The allure of Tether’s USDT compared to other stablecoins is likely to diminish as forthcoming US regulations demand greater transparency and adherence to new KYC/AML standards, according to JPMorgan. This was reported by CoinDesk, citing an analyst report.
Although Tether operates outside the United States, regulators can exert “some control” over the offshore use of the issuer’s “stablecoins” through the OFAC, the document states.
The US Congress is currently reviewing the Stablecoin Transparency Act, while partial implementation of MiCA is expected in the EU in June.
“While direct legal actions against offshore companies and decentralized firms are challenging, indirect measures and international cooperation could potentially hinder the use of Tether,” the analysts wrote.
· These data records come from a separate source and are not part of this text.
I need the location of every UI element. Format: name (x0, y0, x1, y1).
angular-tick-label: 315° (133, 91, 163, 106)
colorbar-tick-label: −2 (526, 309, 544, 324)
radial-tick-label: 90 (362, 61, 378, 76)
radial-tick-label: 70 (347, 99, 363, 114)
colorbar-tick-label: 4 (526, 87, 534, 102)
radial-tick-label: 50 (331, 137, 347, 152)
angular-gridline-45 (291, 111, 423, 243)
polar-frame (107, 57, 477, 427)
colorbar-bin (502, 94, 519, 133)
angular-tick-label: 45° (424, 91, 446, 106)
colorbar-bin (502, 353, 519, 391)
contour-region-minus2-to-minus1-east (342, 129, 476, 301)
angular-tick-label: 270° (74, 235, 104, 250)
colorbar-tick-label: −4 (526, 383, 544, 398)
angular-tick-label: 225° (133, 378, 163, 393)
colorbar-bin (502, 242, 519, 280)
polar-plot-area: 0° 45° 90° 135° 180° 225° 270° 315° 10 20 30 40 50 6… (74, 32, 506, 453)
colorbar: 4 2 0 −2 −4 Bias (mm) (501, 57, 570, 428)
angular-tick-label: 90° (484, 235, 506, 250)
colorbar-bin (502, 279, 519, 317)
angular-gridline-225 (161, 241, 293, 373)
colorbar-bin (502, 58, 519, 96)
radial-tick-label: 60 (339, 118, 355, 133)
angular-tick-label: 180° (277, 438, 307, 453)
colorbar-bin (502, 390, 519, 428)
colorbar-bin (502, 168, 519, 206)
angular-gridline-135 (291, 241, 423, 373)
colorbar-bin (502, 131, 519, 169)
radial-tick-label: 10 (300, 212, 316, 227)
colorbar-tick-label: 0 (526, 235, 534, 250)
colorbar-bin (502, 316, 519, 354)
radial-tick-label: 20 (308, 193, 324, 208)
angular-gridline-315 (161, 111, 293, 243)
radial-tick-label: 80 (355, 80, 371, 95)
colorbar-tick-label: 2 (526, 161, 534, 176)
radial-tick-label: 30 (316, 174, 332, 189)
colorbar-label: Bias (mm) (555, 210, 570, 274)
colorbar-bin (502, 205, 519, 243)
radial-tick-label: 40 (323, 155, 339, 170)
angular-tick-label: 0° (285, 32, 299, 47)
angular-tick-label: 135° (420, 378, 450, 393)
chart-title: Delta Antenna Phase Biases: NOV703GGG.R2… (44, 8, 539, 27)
JPMorgan believes that stablecoin regulations will be coordinated globally through the Financial Stability Board within the G20 framework. This situation will further limit the capabilities of unregulated “stablecoins” like USDT.
Tether periodically reports on the reserve backing of its assets, but analysts believe the level of disclosure is insufficient to “dispel concerns.”
Previously, JPMorgan pointed out the growing dominance of USDT as a negative factor for the stablecoin market and the crypto ecosystem as a whole.
In the fourth quarter of 2023, Tether achieved a record net profit of $2.9 billion.
Since December 1, the issuer has been freezing wallets linked to the SDN list of the US Treasury’s Office of Foreign Assets Control. The company also highlighted its assistance to agencies such as the Department of Justice, the Secret Service, and the FBI.
Earlier, Tether expressed disappointment with the UN’s assessment of USDT’s use in illegal activities and the disregard of the asset’s role in developing economies.